女婿刘磊站在旁边,冲我笑了笑,喊了声妈。他手里拿着车钥匙,穿着一件黑色羽绒服,看起来倒是个老实人。
车是一辆白色的SUV,我坐进去的时候不知道怎么系安全带,方敏探过身子帮我扣的。她的手碰到我的手时缩了一下,说:“妈,你这手怎么皴成这样?”
“抹点护手霜就好了。”我把手缩进袖子里。
那双手确实不好看。在老家种了半辈子地,指纹被磨得平平的,掌心里全是硬茧,指甲缝里总带着洗不掉的泥。
方敏叹了口气,从包里掏出一支护手霜塞给我。
“以后别种地了,你一个人在老家我们不放心。”
“不种地我干啥?”
“就在这边待着呗,帮我们带带孩子。”
她说这话的时候语气很随意,像是在安排一件理所当然的事。
我没接话。
车从杭州东站开出来,上了高架。我靠着车窗往外看,高楼一栋接一栋,高架桥一层叠一层,晃得我眼晕。路边的人行道上挤满了人,穿着各式各样的衣服,走得飞快,像是身后有什么东西在追他们。
这就是大城市。
看着热闹,但跟你没关系。
方敏家住在城西一个叫翡翠城的小区,小区门口有保安站岗,进出要刷卡。我第一次进这种地方,像个傻子一样跟在方敏后面,不知道该迈哪条腿。

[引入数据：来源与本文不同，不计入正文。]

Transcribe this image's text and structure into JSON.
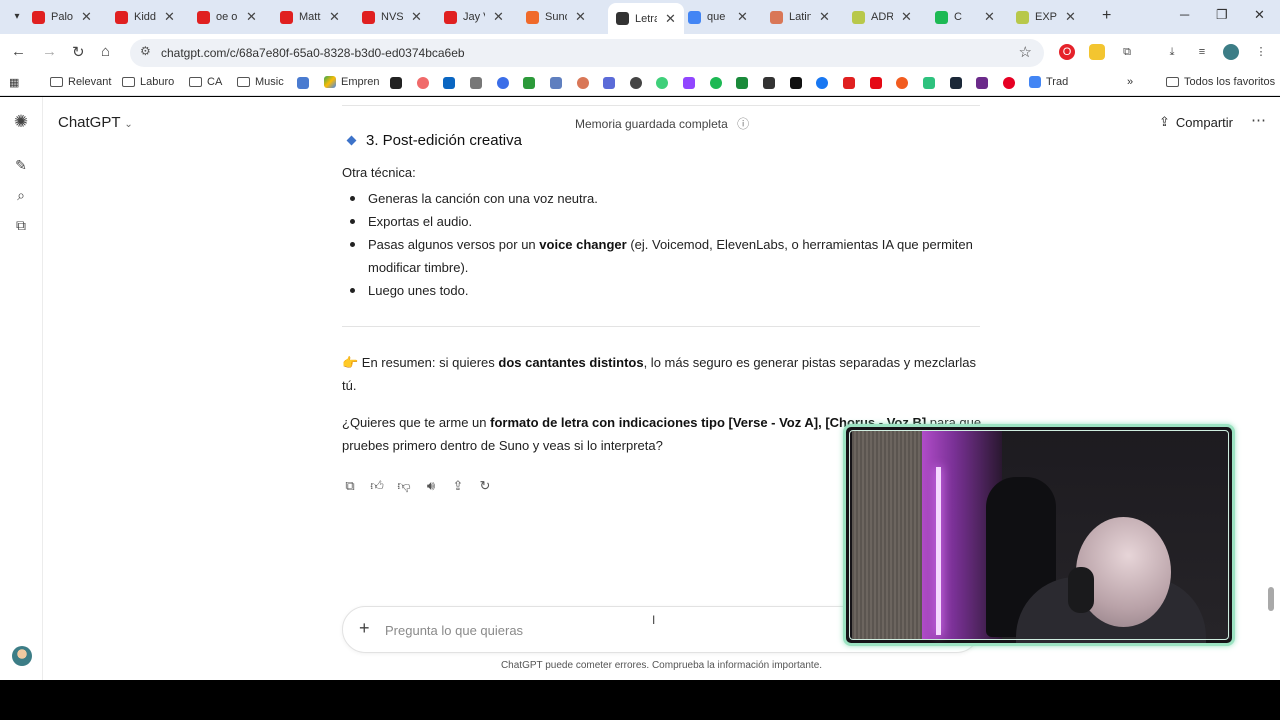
{
  "tabs": [
    {
      "label": "Palon",
      "color": "#e02020"
    },
    {
      "label": "Kidd",
      "color": "#e02020"
    },
    {
      "label": "oe o",
      "color": "#e02020"
    },
    {
      "label": "Matt",
      "color": "#e02020"
    },
    {
      "label": "NVSI",
      "color": "#e02020"
    },
    {
      "label": "Jay V",
      "color": "#e02020"
    },
    {
      "label": "Suno",
      "color": "#f06a2a"
    },
    {
      "label": "Letra",
      "color": "#333333",
      "active": true
    },
    {
      "label": "que",
      "color": "#4285f4"
    },
    {
      "label": "Latin",
      "color": "#d97757"
    },
    {
      "label": "ADRI",
      "color": "#b8c84a"
    },
    {
      "label": "C",
      "color": "#1db954"
    },
    {
      "label": "EXPL",
      "color": "#b8c84a"
    }
  ],
  "browser": {
    "url": "chatgpt.com/c/68a7e80f-65a0-8328-b3d0-ed0374bca6eb"
  },
  "bookmarks": {
    "items": [
      {
        "label": "Relevant"
      },
      {
        "label": "Laburo"
      },
      {
        "label": "CA"
      },
      {
        "label": "Music"
      },
      {
        "label": "Empren"
      }
    ],
    "trad": "Trad",
    "all_favorites": "Todos los favoritos"
  },
  "app": {
    "title": "ChatGPT",
    "memory_status": "Memoria guardada completa",
    "share_label": "Compartir"
  },
  "message": {
    "heading": "3. Post-edición creativa",
    "intro": "Otra técnica:",
    "steps": [
      {
        "pre": "Generas la canción con una voz neutra.",
        "bold": "",
        "post": ""
      },
      {
        "pre": "Exportas el audio.",
        "bold": "",
        "post": ""
      },
      {
        "pre": "Pasas algunos versos por un ",
        "bold": "voice changer",
        "post": " (ej. Voicemod, ElevenLabs, o herramientas IA que permiten modificar timbre)."
      },
      {
        "pre": "Luego unes todo.",
        "bold": "",
        "post": ""
      }
    ],
    "summary_emoji": "👉",
    "summary_pre": " En resumen: si quieres ",
    "summary_bold": "dos cantantes distintos",
    "summary_post": ", lo más seguro es generar pistas separadas y mezclarlas tú.",
    "question_pre": "¿Quieres que te arme un ",
    "question_bold": "formato de letra con indicaciones tipo [Verse - Voz A], [Chorus - Voz B]",
    "question_post": " para que pruebes primero dentro de Suno y veas si lo interpreta?"
  },
  "composer": {
    "placeholder": "Pregunta lo que quieras"
  },
  "disclaimer": "ChatGPT puede cometer errores. Comprueba la información importante."
}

电梯上了十一楼,方敏掏钥匙开了门,一股暖风扑面而来。
房子很大,三室两厅,装修得亮亮堂堂。客厅里铺着木地板,墙上挂着一幅油画,沙发是浅色的布艺沙发,茶几上摆着一束鲜花。一切看起来都跟电视里演的一模一样。
我在门口站了半天,没敢进去。
“妈,进来啊,站在门口干啥?”方敏催我。
我低头看了看自己的鞋——一双灰扑扑的运动鞋,鞋帮上全是泥点子。
“要不要换鞋?”
方敏张了张嘴,想说啥又咽回去了,最后从鞋柜里拿出一双棉拖鞋放在我脚边。
“穿这个吧。”
我换了鞋,走进客厅,小心翼翼地在沙发上坐下来。沙发软得像要塌下去,我不习惯,屁股只坐了三分之一,腰板挺得笔直。
方敏倒了杯水给我,说:“妈,孩子还没满月,月嫂还有一周才走,这一周你先熟悉熟悉,等月嫂走了你接手。”
“行。”
“我跟你说一下注意事项,”方敏坐下来,掰着手指头跟我说,“第一,抱孩子之前必须洗手;第二,不能亲孩子,大人的嘴里有细菌;第三,喂奶的时候奶瓶要倾斜四十五度,不能呛着——”
“我知道,你小时候我也是这么带大的。”
方敏顿了一下,表情有点不自然。
“妈,现在跟以前不一样了,以前那些老办法很多都不科学。”
我没吭声。
“还有,”方敏继续说,“孩子哭的时候不能马上抱,要让他哭一会儿,锻炼肺活量。”
“孩子哭了不抱,那还叫带孩子?”我没忍住,接了一句。
方敏看了我一眼,那种眼神我见过很多次了,打小她就有这个毛病——我一说话她就觉得不对,她说什么都是对的。
“妈,书上说的,你听我的就行。”
书。又是书。
后来我才知道,方敏家里有一整面墙的书,全是育儿指南、家庭教育、儿童心理学之类的东西。她什么都照着书上来,孩子几点吃奶、几点睡觉、几点出去晒太阳,全都精确到分钟。我要是早抱了五分钟,她能念叨我一整天。
我忍了。
不是没脾气,是怕给她添麻烦。她在大城市生活不容易,房贷车贷压着,刘磊一个人上班,她产假休完也得回去上班。我要是跟她闹别扭,她一赌气辞了工作回家带孩子,那日子还怎么过?
穷人家的孩子早当家,穷人家的妈也早懂事。
月嫂走的那天,方敏给我列了一张表,贴冰箱门上。几点喂奶,几点喂维生素D,几点换尿不湿,几点做被动操,几点放白噪音,几点拉窗帘,写得密密麻麻,比当年我的农药配比表还复杂。
我第一次独立带外孙那天,手忙脚乱得一塌糊涂。
孩子哭了我不知道为啥哭,换了尿不湿还是哭,喂了奶还是哭,抱起来晃还是哭。我从上午九点晃到中午十二点,胳膊都酸了,嗓子也哑了,跟着孩子一起哭。
方敏中午回来喂奶,看见我在哭,叹了口气。
“妈,你听没听过哭声免疫法?”
“啥免疫?”
“就是孩子哭的时候别马上抱,让他自己安静下来。你这样一哭就抱,他会养成习惯,以后更难带。”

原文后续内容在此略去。